Background: I've been reading Chapter 6 of Proofs and Computations by Schwichtenberg and Wainer, where they explain the generalized recursion theory in the abstract setting, in the style of Scott/Plotkin. There, they give a type-theoretic definition of ordinals: the type of ordinals is $$ \mathbf O := \mu_\xi(\xi, \xi\rightarrow\xi, (\mathbf N\rightarrow\xi)\rightarrow\xi). $$ where $\mathbf N$ is the type of naturals. I assume this consists of three constructors, each of which corresponds to zero, successor and limits, respectively, and I believe $\mathbf O$ corresponds to the class $S$ defined above.
This gives you exactly the set of all countable ordinals (assuming the axiom of countable choice). Indeed, you can prove by induction that $S$ contains all countable ordinals (every countable limit ordinal is the supremum of all the ordinals below it, which form a countable set). On the other hand, any successor of a countable ordinal is countable and any limit of a countable collection of countable ordinals is countable, since a countable union of countable sets is countable.

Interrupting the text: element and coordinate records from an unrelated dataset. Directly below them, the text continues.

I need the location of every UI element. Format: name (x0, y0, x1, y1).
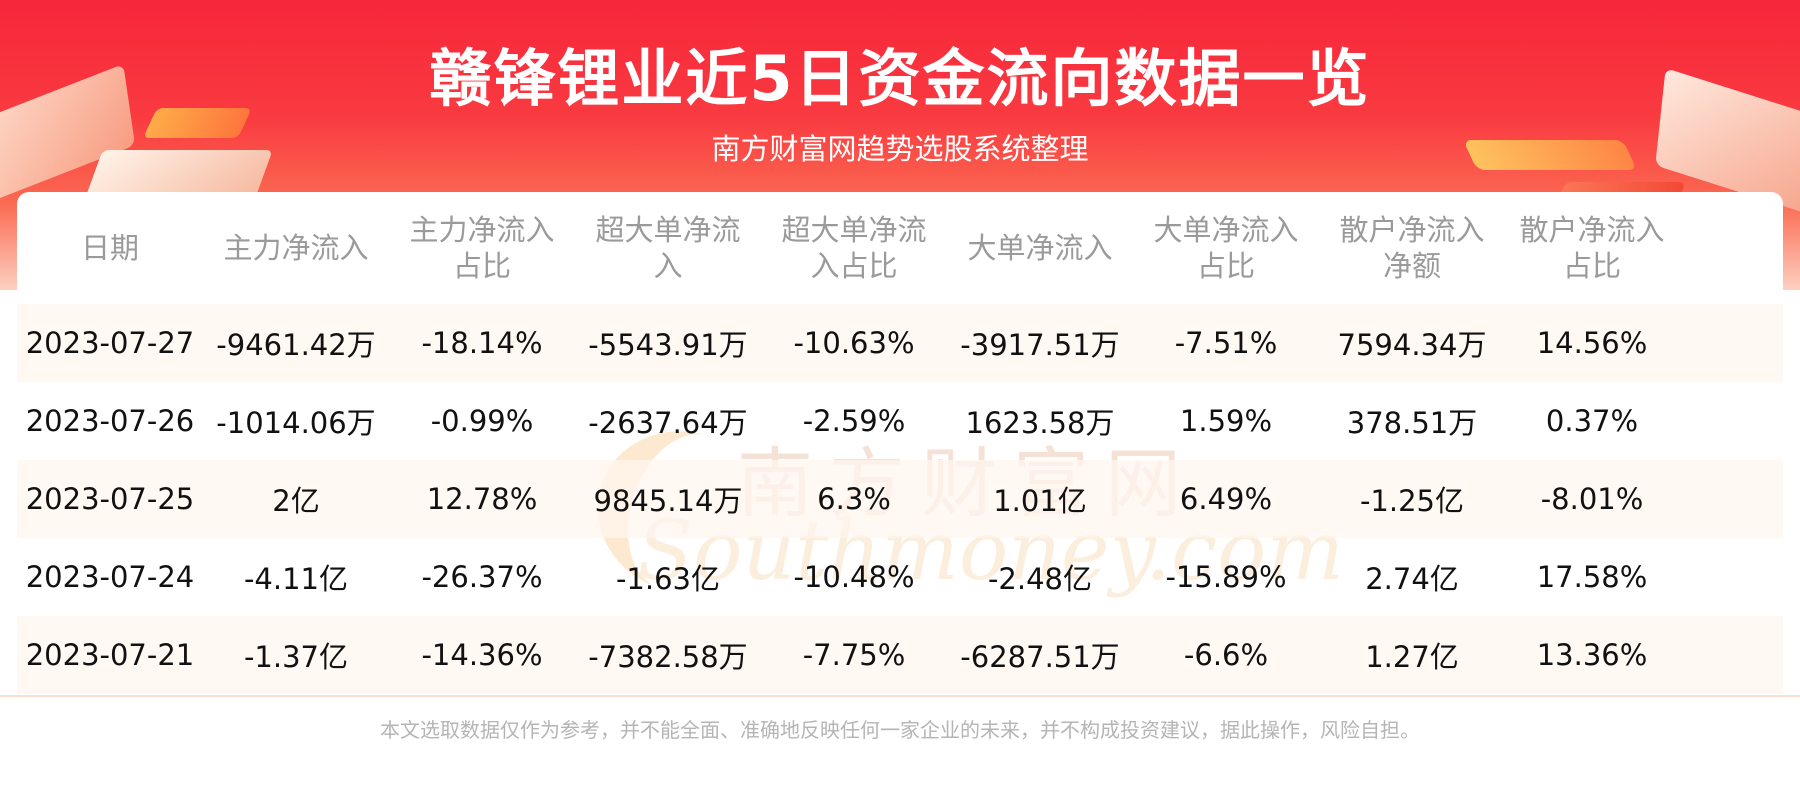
cell-date: 2023-07-21 (17, 616, 203, 694)
cell-retail-inflow: 7594.34万 (1319, 304, 1505, 382)
cell-retail-ratio: 17.58% (1505, 538, 1783, 616)
column-header-super-inflow: 超大单净流入 (575, 192, 761, 304)
cell-super-inflow: -1.63亿 (615, 562, 721, 596)
cell-retail-ratio-value: 17.58% (1536, 560, 1648, 594)
cell-retail-inflow: -1.25亿 (1319, 460, 1505, 538)
cell-retail-inflow: 2.74亿 (1365, 562, 1459, 596)
cell-main-inflow: -1014.06万 (216, 406, 376, 440)
cell-large-inflow: 1623.58万 (965, 406, 1115, 440)
cell-date: 2023-07-26 (25, 404, 195, 438)
cell-large-ratio: 6.49% (1133, 460, 1319, 538)
cell-date: 2023-07-27 (17, 304, 203, 382)
cell-retail-ratio-value: 14.56% (1536, 326, 1648, 360)
column-header-label: 散户净流入净额 (1339, 213, 1485, 283)
cell-main-inflow: -1.37亿 (203, 616, 389, 694)
table-row: 2023-07-27 -9461.42万 -18.14% -5543.91万 -… (17, 304, 1783, 382)
cell-large-inflow: -2.48亿 (987, 562, 1093, 596)
column-header-retail-inflow: 散户净流入净额 (1319, 192, 1505, 304)
column-header-label: 主力净流入 (223, 231, 369, 265)
cell-main-ratio: 12.78% (389, 460, 575, 538)
footer-divider (0, 695, 1800, 697)
cell-retail-ratio: -8.01% (1505, 460, 1783, 538)
column-header-label: 日期 (80, 231, 139, 265)
cell-super-ratio: 6.3% (761, 460, 947, 538)
cell-date: 2023-07-24 (25, 560, 195, 594)
cell-retail-ratio-value: 0.37% (1545, 404, 1639, 438)
column-header-retail-ratio: 散户净流入占比 (1505, 192, 1783, 304)
cell-super-inflow: -7382.58万 (575, 616, 761, 694)
table-header-row: 日期 主力净流入 主力净流入占比 超大单净流入 超大单净流入占比 大单净流入 大… (17, 192, 1783, 304)
cell-main-ratio: -14.36% (389, 616, 575, 694)
cell-date: 2023-07-25 (17, 460, 203, 538)
table-row: 2023-07-21 -1.37亿 -14.36% -7382.58万 -7.7… (17, 616, 1783, 694)
column-header-large-ratio: 大单净流入占比 (1133, 192, 1319, 304)
cell-large-ratio: -6.6% (1133, 616, 1319, 694)
table-row: 2023-07-26 -1014.06万 -0.99% -2637.64万 -2… (17, 382, 1783, 460)
cell-super-ratio: -10.63% (761, 304, 947, 382)
table-row: 2023-07-24 -4.11亿 -26.37% -1.63亿 -10.48%… (17, 538, 1783, 616)
column-header-label: 主力净流入占比 (409, 213, 555, 283)
cell-main-ratio: -18.14% (389, 304, 575, 382)
column-header-label: 散户净流入占比 (1519, 213, 1665, 283)
cell-main-inflow: -9461.42万 (203, 304, 389, 382)
cell-super-inflow: 9845.14万 (575, 460, 761, 538)
column-header-date: 日期 (17, 192, 203, 304)
page-title: 赣锋锂业近5日资金流向数据一览 (429, 42, 1371, 115)
cell-main-inflow: 2亿 (203, 460, 389, 538)
cell-large-ratio: -15.89% (1165, 560, 1287, 594)
cell-main-ratio: -0.99% (430, 404, 534, 438)
fund-flow-table: 日期 主力净流入 主力净流入占比 超大单净流入 超大单净流入占比 大单净流入 大… (17, 192, 1783, 694)
cell-retail-ratio: 14.56% (1505, 304, 1783, 382)
column-header-large-inflow: 大单净流入 (947, 192, 1133, 304)
column-header-label: 超大单净流入 (595, 213, 741, 283)
page-subtitle: 南方财富网趋势选股系统整理 (711, 132, 1089, 166)
disclaimer-text: 本文选取数据仅作为参考，并不能全面、准确地反映任何一家企业的未来，并不构成投资建… (380, 718, 1420, 742)
cell-retail-ratio: 13.36% (1505, 616, 1783, 694)
cell-main-inflow: -4.11亿 (243, 562, 349, 596)
column-header-main-ratio: 主力净流入占比 (389, 192, 575, 304)
cell-super-ratio: -7.75% (761, 616, 947, 694)
column-header-main-inflow: 主力净流入 (203, 192, 389, 304)
cell-retail-ratio-value: 13.36% (1536, 638, 1648, 672)
table-row: 2023-07-25 2亿 12.78% 9845.14万 6.3% 1.01亿… (17, 460, 1783, 538)
cell-super-inflow: -2637.64万 (588, 406, 748, 440)
cell-retail-ratio: 0.37% (1505, 382, 1783, 460)
cell-large-inflow: -6287.51万 (947, 616, 1133, 694)
cell-large-inflow: -3917.51万 (947, 304, 1133, 382)
cell-large-ratio: -7.51% (1133, 304, 1319, 382)
cell-super-inflow: -5543.91万 (575, 304, 761, 382)
cell-retail-inflow: 378.51万 (1346, 406, 1478, 440)
cell-large-inflow: 1.01亿 (947, 460, 1133, 538)
cell-super-ratio: -10.48% (793, 560, 915, 594)
column-header-label: 大单净流入占比 (1153, 213, 1299, 283)
column-header-super-ratio: 超大单净流入占比 (761, 192, 947, 304)
cell-retail-inflow: 1.27亿 (1319, 616, 1505, 694)
cell-main-ratio: -26.37% (421, 560, 543, 594)
cell-large-ratio: 1.59% (1179, 404, 1273, 438)
column-header-label: 大单净流入 (967, 231, 1113, 265)
data-card: 南方财富网 Southmoney.com 日期 主力净流入 主力净流入占比 超大… (17, 192, 1783, 695)
cell-super-ratio: -2.59% (802, 404, 906, 438)
cell-retail-ratio-value: -8.01% (1540, 482, 1644, 516)
column-header-label: 超大单净流入占比 (781, 213, 927, 283)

As Noah commented, this argument uses the axiom of countable choice to conclude that a countable union of countable sets is countable, and in $ZF$ it is actually possible for $\omega_1$ to be a countable union of countable sets, so $S$ would contain some uncountable ordinals. However, even in $ZF$, $S$ will always be an initial segment of the ordinals. Indeed, if $\beta$ is the least ordinal not in $S$, then let $S'$ be the set of ordinals less than $\beta$. If $\alpha>\beta$, then $\alpha$ cannot be the sup of any collection of ordinals in $S'$, since $\beta$ is a smaller upper bound for any such collection. Similarly, $\alpha$ cannot be the successor of any ordinal in $S'$. Thus $S'$ is also closed under your operations, so $S'$ must be all of $S$.
I don't know whether it's consistent with $ZF$ for $S$ to be all of the ordinals.